Two more days passed, and Emil began to feel like a shipping merchant. Wagonloads of arms and other supplies had mysteriously begun to arrive, more than the company could use or store. He made plans to again divide the company into units, each with a separate supply line. He slept little, and had to devise charts in order to keep track of things.
Meanwhile, couriers reported that the Sainnites seemed gripped by an odd aimlessness, and that the people of Wilton had gotten together a committee to protest some of the punishments that had been visited on them in retaliation for Fire Night. Buried in a welter of detail, Emil began to feel harried. At the same time, he found he had become too tired and preoccupied to think much about strategy.

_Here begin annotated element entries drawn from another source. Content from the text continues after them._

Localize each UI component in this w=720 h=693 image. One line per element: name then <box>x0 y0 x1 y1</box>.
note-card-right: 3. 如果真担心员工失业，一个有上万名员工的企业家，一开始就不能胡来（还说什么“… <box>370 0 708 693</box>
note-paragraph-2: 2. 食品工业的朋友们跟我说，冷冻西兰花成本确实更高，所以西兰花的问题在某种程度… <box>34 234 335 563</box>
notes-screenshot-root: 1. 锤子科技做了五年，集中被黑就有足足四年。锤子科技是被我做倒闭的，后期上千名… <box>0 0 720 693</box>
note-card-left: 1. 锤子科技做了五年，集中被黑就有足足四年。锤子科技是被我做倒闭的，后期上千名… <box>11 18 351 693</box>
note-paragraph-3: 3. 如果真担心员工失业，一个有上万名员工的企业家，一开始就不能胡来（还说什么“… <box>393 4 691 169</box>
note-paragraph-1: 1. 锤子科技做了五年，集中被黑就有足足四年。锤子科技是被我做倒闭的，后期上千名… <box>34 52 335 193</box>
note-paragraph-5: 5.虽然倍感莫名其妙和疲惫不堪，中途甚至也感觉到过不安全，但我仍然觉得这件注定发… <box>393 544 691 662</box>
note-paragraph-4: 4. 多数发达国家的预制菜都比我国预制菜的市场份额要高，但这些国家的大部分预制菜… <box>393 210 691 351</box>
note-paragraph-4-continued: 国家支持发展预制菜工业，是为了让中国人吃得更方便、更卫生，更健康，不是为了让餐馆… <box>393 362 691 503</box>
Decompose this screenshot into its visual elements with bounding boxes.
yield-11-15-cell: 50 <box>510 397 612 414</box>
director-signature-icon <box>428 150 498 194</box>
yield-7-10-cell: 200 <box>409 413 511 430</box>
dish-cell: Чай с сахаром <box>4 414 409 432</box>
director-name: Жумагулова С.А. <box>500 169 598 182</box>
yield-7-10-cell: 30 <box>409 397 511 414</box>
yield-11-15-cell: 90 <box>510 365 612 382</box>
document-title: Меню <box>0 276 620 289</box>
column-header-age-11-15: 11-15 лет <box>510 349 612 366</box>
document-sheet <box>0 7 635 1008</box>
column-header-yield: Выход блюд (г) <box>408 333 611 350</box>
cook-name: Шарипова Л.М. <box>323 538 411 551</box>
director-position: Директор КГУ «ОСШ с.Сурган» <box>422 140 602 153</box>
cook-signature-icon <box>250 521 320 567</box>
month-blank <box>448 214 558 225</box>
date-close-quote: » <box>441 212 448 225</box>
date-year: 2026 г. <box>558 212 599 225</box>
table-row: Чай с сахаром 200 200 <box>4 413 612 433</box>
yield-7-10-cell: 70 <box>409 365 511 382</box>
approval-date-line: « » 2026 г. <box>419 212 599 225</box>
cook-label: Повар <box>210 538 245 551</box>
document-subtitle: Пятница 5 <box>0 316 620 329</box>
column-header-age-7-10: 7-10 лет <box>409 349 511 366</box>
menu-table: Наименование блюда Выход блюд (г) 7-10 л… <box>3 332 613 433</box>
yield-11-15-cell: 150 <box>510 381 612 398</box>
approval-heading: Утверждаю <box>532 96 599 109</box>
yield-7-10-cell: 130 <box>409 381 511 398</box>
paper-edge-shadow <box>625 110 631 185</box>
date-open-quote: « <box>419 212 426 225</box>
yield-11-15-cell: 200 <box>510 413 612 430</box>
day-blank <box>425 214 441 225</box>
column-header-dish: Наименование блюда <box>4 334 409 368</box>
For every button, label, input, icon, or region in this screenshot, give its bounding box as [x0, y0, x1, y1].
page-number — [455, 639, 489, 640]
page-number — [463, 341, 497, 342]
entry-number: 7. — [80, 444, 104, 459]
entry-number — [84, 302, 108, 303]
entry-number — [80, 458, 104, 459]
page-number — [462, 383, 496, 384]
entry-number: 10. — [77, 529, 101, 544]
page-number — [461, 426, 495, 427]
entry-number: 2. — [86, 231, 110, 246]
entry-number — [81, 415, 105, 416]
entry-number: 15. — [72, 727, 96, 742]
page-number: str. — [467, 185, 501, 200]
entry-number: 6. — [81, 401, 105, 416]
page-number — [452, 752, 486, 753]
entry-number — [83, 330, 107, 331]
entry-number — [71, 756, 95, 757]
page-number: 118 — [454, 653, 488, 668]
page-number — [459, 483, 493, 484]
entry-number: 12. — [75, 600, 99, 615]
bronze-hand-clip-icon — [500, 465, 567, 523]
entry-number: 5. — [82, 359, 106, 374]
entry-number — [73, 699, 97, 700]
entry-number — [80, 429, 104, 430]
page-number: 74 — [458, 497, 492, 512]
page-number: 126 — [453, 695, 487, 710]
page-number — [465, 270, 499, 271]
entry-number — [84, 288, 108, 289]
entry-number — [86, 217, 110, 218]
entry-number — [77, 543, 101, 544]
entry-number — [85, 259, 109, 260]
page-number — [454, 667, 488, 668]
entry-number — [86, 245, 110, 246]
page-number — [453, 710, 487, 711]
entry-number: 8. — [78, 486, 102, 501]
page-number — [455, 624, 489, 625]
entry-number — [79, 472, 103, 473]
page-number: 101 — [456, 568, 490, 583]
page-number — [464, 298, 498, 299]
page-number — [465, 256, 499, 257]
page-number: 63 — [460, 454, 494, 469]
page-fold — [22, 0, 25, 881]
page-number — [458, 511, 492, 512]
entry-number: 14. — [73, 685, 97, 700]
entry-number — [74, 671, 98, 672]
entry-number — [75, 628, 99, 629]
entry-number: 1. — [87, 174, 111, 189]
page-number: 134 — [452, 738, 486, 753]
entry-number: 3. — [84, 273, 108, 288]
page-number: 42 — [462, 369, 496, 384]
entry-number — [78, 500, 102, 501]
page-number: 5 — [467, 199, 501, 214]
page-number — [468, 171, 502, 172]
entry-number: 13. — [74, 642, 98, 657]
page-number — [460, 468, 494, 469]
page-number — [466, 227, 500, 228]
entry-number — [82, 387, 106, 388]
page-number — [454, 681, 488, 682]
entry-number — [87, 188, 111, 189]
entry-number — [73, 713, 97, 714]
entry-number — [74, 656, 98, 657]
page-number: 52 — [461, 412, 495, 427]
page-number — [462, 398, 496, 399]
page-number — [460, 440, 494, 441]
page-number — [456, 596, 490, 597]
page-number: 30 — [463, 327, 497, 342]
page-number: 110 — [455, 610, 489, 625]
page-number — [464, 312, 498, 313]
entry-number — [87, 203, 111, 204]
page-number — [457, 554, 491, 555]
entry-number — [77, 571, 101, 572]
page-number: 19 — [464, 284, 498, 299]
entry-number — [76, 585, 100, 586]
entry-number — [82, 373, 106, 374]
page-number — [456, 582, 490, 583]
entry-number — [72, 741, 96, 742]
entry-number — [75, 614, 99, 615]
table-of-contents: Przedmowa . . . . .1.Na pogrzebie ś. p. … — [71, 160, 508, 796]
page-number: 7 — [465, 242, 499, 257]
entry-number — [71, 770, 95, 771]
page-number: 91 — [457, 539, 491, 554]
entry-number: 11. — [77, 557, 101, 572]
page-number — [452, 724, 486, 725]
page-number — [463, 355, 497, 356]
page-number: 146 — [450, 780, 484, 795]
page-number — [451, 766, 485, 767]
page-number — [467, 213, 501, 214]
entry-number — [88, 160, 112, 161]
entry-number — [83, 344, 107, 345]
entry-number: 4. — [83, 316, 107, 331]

When he saw Zanja again, she was walking through the camp with three or four of the new company members trailing behind her admiringly. Annis, who seemed to be thriving on the attention showered on her since Fire Night, was talking excitedly as she walked beside her, making broad, sweeping gestures as if she were about to fly like a bird. By contrast, Zanja seemed still as a cat, remote, almost uninterested. She still looked haggard.
Emil jammed his papers heedlessly into his lap desk and set out after her. Her trail of followers dropped away when they saw him coming, and then Annis abruptly ended the conversation and ducked away. He could hardly blame her for deciding to avoid him. Zanja turned to him, and for a moment there was something disturbing in her face, something too vague and fleeting to name. Her foreign manners took over and she bowed stiffly. “Commander.”
“Don’t do that. Soon the whole camp will be bowing and siring me and I won’t be able to endure it. Come and have some tea with me.”
She followed him silently to the fire, and silently watched as he fussed over the teapot, and silently sipped from the delicate cup balanced between her fingers, and silently accepted more tea. The camp turned around them like a wheel rolling down a road, but here at the camp’s center all was still. Emil waited for her to tell him what was wrong; she had retreated beyond his reading.
She spoke at last, when he had served her a third cup of tea. “Soon it will be midsummer.”